Dr Sudhanshu Tyagi. Source: B.Braun Avitum Russland

Dr Sudhanshu Tyagi. Source: B.Braun Avitum Russland

It took the vision and determination of Sudhanshu Tyagi, an alumnus of a Russian medical school, to open private clinics for those suffering from renal failure in the country.

Back in the 1990s, when there was a disruption of medical equipment supplies in Russia following the collapse of the Soviet Union and health authorities were hostile towards private medicine, an Indian nephrologist opened the first private dialysis clinics in the country. 

It all began in 1990 just after Dr Sudhanshu Tyagi completed his Ph.D in Nephrology from the First St Petersburg Medical Institute. The USSR was breaking away and all central supplies of medical equipment and disposables were disrupted. That was when he got an idea of starting a business of supplying dialysis equipment and disposables to the clinics.

Since Dr Tyagi studied in St Petersburg, he established the business in that city and initially focused on maintaining a continuous supply to the city’s clinics. At the same time, in a joint venture with the St Petersburg State Medical University, the enterprising Indian started a private clinic in a picturesque location on the outskirts of the northern capital. This was a holiday dialysis clinic for patients from all over the world travelling to St Petersburg and the first private clinic of its type in Russia.

In 1994 Dr Tyagi’s company started distributing dialysis equipment and disposables of a well know German company B Braun Melsungen AG. Being a nephrologist, he always wanted to start his own dialysis clinics but the situation in the late 90s didn’t allow for the opening of private dialysis clinics. The health authorities were averse to the private medicine not to mention the absence of legal mechanisms to run a private dialysis clinic in the country.

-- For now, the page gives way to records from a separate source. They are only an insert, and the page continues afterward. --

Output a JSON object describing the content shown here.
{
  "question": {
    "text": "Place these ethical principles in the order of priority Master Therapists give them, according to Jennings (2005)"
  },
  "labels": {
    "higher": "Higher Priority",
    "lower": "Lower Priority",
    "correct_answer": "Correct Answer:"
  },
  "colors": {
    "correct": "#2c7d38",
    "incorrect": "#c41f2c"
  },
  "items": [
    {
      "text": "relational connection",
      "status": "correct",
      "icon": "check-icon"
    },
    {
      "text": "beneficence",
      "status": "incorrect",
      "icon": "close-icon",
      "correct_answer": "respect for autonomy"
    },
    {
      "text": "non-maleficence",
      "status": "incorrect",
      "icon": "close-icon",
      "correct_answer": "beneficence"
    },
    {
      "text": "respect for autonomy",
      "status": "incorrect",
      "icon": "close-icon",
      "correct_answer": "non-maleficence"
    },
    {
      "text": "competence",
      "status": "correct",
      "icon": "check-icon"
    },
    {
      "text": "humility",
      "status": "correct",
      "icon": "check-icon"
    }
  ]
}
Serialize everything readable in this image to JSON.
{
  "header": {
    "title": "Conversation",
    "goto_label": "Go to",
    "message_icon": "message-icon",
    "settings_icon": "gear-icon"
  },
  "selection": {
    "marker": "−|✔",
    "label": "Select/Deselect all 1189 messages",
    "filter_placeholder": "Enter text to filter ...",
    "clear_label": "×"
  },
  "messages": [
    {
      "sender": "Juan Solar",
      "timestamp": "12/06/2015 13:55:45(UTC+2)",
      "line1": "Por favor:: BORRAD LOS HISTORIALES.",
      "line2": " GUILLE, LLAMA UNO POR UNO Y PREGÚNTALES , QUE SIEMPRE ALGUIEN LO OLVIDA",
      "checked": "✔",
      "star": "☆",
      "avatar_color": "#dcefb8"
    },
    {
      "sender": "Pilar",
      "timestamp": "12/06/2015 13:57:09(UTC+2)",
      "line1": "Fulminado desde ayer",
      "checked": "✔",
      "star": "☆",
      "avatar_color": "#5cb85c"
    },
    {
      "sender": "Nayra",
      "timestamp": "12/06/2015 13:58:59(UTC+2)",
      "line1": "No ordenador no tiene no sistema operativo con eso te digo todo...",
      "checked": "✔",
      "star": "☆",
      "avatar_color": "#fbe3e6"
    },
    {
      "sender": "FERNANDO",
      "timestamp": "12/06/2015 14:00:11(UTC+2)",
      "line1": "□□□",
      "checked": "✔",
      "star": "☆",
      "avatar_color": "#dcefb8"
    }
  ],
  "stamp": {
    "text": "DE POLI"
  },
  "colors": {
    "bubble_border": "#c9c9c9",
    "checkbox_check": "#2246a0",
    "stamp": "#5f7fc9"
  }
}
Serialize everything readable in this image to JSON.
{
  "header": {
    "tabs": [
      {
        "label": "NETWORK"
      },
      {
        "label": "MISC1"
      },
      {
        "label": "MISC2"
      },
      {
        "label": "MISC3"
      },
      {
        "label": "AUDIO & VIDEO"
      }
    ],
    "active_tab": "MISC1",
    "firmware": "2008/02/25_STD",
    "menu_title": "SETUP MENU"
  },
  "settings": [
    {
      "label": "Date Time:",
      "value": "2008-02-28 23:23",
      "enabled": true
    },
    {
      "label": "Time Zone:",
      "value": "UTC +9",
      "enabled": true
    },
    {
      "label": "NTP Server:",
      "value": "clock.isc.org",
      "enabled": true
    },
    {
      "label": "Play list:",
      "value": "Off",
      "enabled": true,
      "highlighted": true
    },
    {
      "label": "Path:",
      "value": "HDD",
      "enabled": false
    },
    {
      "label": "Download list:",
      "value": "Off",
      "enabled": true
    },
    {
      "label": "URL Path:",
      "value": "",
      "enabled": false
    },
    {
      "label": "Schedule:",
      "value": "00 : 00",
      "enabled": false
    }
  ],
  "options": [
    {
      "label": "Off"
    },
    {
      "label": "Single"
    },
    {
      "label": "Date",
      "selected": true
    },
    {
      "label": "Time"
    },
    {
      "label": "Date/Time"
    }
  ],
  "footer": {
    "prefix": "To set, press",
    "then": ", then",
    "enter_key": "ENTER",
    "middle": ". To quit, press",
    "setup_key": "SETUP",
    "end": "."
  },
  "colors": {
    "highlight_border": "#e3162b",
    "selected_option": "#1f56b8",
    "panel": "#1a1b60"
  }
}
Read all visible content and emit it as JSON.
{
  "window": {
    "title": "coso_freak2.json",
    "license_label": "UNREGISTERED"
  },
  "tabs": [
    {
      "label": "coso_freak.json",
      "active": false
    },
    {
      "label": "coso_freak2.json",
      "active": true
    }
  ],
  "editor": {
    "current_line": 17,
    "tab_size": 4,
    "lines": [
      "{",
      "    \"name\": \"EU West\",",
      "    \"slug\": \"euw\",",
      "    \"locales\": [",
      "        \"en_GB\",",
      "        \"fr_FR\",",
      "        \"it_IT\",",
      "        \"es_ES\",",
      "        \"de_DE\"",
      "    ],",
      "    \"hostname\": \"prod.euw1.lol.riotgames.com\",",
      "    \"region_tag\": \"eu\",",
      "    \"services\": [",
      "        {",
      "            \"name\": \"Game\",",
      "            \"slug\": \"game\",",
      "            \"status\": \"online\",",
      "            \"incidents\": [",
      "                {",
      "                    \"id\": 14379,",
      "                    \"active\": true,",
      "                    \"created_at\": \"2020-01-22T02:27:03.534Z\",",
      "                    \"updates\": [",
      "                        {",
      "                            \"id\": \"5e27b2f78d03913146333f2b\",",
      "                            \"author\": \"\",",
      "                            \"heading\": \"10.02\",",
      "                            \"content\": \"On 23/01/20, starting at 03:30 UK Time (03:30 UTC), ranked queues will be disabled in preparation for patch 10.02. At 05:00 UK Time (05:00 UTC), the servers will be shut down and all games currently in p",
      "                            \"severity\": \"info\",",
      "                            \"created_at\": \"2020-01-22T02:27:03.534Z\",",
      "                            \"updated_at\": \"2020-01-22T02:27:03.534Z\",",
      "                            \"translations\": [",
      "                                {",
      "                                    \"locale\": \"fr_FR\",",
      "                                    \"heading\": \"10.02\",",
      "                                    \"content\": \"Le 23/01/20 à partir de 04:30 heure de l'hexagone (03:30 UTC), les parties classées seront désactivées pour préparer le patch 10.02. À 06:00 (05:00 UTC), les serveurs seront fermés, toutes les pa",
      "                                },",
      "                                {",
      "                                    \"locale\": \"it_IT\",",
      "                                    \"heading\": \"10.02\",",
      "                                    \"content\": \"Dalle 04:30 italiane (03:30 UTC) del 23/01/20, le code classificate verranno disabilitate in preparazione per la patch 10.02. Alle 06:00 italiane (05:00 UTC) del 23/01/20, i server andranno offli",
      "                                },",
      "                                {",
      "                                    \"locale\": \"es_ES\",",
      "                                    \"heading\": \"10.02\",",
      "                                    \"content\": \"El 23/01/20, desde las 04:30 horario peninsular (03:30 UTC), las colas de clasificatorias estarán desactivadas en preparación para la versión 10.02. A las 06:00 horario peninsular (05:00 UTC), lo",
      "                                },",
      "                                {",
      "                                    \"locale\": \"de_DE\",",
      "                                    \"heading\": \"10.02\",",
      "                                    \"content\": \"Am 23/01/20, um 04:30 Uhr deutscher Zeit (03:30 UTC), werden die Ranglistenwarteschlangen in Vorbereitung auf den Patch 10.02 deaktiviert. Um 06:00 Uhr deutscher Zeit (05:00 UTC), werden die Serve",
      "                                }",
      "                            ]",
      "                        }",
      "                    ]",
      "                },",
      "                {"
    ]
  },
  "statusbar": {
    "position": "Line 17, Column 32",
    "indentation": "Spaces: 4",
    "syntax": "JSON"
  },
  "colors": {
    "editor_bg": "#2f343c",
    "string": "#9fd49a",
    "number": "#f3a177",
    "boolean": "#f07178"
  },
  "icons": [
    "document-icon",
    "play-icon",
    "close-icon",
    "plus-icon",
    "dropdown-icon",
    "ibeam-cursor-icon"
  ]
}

Things, however, gradually stared changing and the first private dialysis clinic became operational in Moscow in 1998. Dr Tyagi’s company started investing in dialysis clinics in different regions of the country. “The idea is creating a public private partnership wherein we invest and create state of the art dialysis facilities and provide the health authorities dialysis services on a turnkey basis,” the Indian nephrologist says. “The health authorities pay for the dialysis at a fixed negotiated price... The patients get the treatment free. We do not charge any fees to the patients.”

According to Dr Tyagi, this is a trend in dialysis field all over the world and Russia today treats approximately 30 percent of its dialysis patients in such clinics.

The Indian doctor’s company is actively creating dialysis clinics all over the country. “At present we operate 13 clinics where about 1000 patients get high class treatment. We are planning to have 25 clinics by the year end which will treat more than 3000 patients at full capacity,” Dr Tyagi says.

He adds that there are very positive trends in the health market in Russia and the dialysis facilities grow by 10 percent per year. In his opinion, there is still a very big potential in this field in Russia as well as other parts of the world. “Russian authorities are very cooperative in the regions which lack dialysis facilities and we really work in close partnership and support from local authorities,” he says. We build new clinics on the land allotted to us by the local governments. Of course, there are many bureaucratic hurdles, especially when it concerns erecting new buildings.”

Since 2008 Dr Tyagi is heading the operations of the German healthcare multinational B Braun Avitum AG in Russia, which has created public private partnership clinics with the Andhra Pradesh government and is treating over 2000 dialysis patients in the southern Indian state.

Education and training

When Dr Tyagi realised that there is a shortage of well trained medical staff - doctors, nurses and technicians in Russia in the field of dialysis, he started collaborating with the North West State Medical University in St Petersburg to train the doctors, nurses and technicians in the field of dialysis.

The new clinic building not only has dialysis facilities but also training and educational facilities where their own specialists as well as specialists from all over the country can undergo training programs in dialysis. The renowned nephrologist says he intends to expand this to new facilities in Novosibirsk in Siberia and Khabavorsk in the Russian Far East.